Here, I am fitting a random intercept and random slope multilevel model using a continuous outcome in “woman weight” in Kilograms, drawn from the 2014 Ghana demographic and health survey.
library(foreign)
library(car)
## Loading required package: carData
library(survey)
## Loading required package: grid
## Loading required package: Matrix
## Loading required package: survival
##
## Attaching package: 'survey'
## The following object is masked from 'package:graphics':
##
## dotchart
library(arm)
## Loading required package: MASS
## Loading required package: lme4
##
## arm (Version 1.10-1, built: 2018-4-12)
## Working directory is D:/MY Ph.D COURSES/FALL 2018/DEM 7473 AH. MODELLING/Homeworks
##
## Attaching package: 'arm'
## The following object is masked from 'package:car':
##
## logit
library(mice)
## Loading required package: lattice
##
## Attaching package: 'mice'
## The following objects are masked from 'package:base':
##
## cbind, rbind
library(lattice)
library(haven)
library(lmtest)
## Loading required package: zoo
##
## Attaching package: 'zoo'
## The following objects are masked from 'package:base':
##
## as.Date, as.Date.numeric
library(lmerTest)
##
## Attaching package: 'lmerTest'
## The following object is masked from 'package:lme4':
##
## lmer
## The following object is masked from 'package:stats':
##
## step
library(lme4)
library(MuMIn)
library(sjstats)
##
## Attaching package: 'sjstats'
## The following objects are masked from 'package:survey':
##
## cv, deff
set.seed(1234)
ghdat_2014<-read.dta("D:/GDHS/GDHS_2014/gh_Individual_Recode/GH_Individual_Recode.dta", convert.factors = F)

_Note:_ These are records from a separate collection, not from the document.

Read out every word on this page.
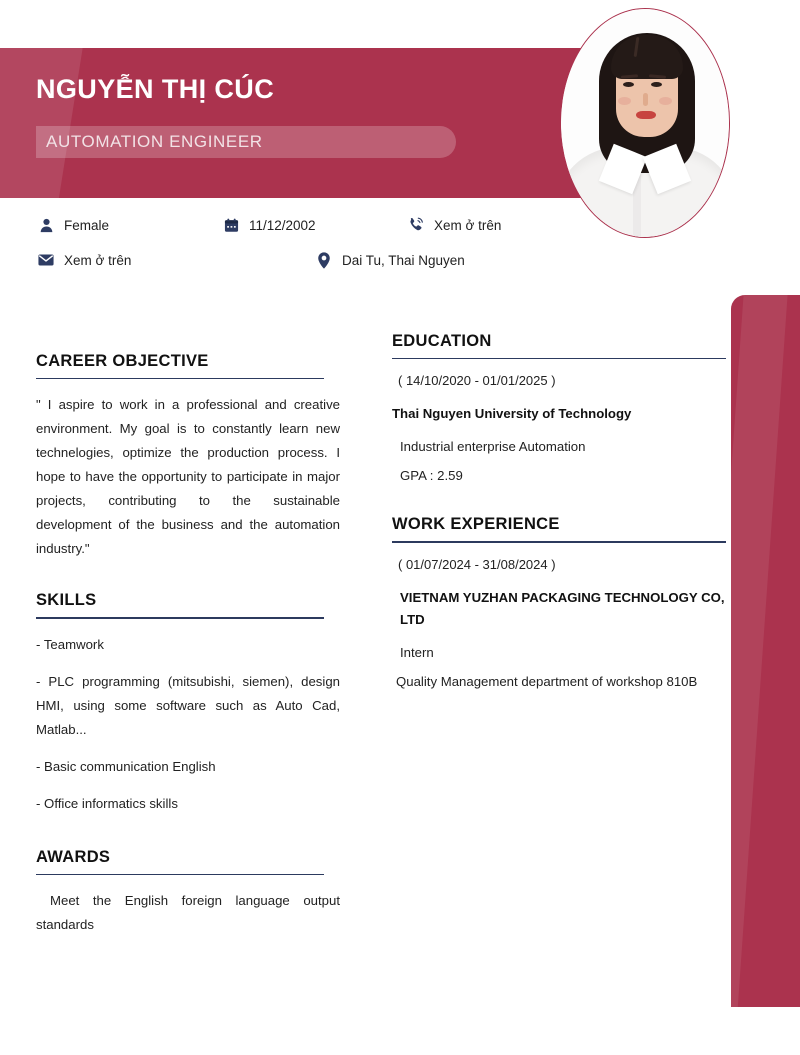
NGUYỄN THỊ CÚC
AUTOMATION ENGINEER
Female	11/12/2002	Xem ở trên
Xem ở trên	Dai Tu, Thai Nguyen
CAREER OBJECTIVE
" I aspire to work in a professional and creative environment. My goal is to constantly learn new technelogies, optimize the production process. I hope to have the opportunity to participate in major projects, contributing to the sustainable development of the business and the automation industry."
SKILLS
- Teamwork
- PLC programming (mitsubishi, siemen), design HMI, using some software such as Auto Cad, Matlab...
- Basic communication English
- Office informatics skills
AWARDS
Meet the English foreign language output standards
EDUCATION
( 14/10/2020 - 01/01/2025 )
Thai Nguyen University of Technology
Industrial enterprise Automation
GPA : 2.59
WORK EXPERIENCE
( 01/07/2024 - 31/08/2024 )
VIETNAM YUZHAN PACKAGING TECHNOLOGY CO, LTD
Intern
Quality Management department of workshop 810B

# Selecting required variables
wghtdat<-subset(ghdat_2014,select=c("v005","v021", "v022","v013","v024", "v025", "v106","v130", "v131", "v190", "v437", "v501", "v714"))
# Woman weight
wghtdat$wght<-ifelse(wghtdat$v437==9994 | wghtdat$v437==9995 | wghtdat$v437==9996, NA, wghtdat$v437/10)
# Age
wghtdat$age<-Recode(wghtdat$v013, recodes="1='15-19'; 2:3='20-29'; 4:5='30-39'; 6:7='40-49'; else='NA'", as.factor=T)
# Level of education
wghtdat$edu<-Recode(wghtdat$v106, recodes="0='1No education'; 1='2Primary'; 2:3='3secodary/higher';else=NA", as.factor=T)
# Marital status
wghtdat$maristat<-Recode(wghtdat$v501, recodes="0='1Never married'; 1:2='2Married/cohabiting'; 3:5='3Sep/div/wid'; else=NA", as.factor=T)
# Religion
wghtdat$relig<-recode(wghtdat$v130, recodes="1:6='1Christian'; 7='2Islam'; 8='3Traditional/Spiritualist';9:96='Other';else=NA", as.factor=T)
# Wealth status
wghtdat$wealthstat<-Recode(wghtdat$v190, recodes="1:2='1Poor'; 3='2Middle'; 4:5='3Rich'; else=NA", as.factor=T)
# Residence
wghtdat$resid<-Recode(wghtdat$v025, recodes='1="1Urban"; 2="2Rural"; else=NA',as.factor=T)
# Current work status
wghtdat$workstat<-Recode(wghtdat$v714, recodes= '0="2Not working"; 1="1Working"; else=NA',as.factor=T)
# Rename region
wghtdat$region<-wghtdat$v024
fit0<-lm(wght~as.factor(region), data=wghtdat)
anova(fit0)
## Analysis of Variance Table
##
## Response: wght
## Df Sum Sq Mean Sq F value Pr(>F)
## as.factor(region) 9 52618 5846.5 31.935 < 2.2e-16 ***
## Residuals 4742 868132 183.1
## ---
## Signif. codes: 0 '***' 0.001 '**' 0.01 '*' 0.05 '.' 0.1 ' ' 1
wghtdat$wghtz<-scale(wghtdat$wght, center=T, scale=T)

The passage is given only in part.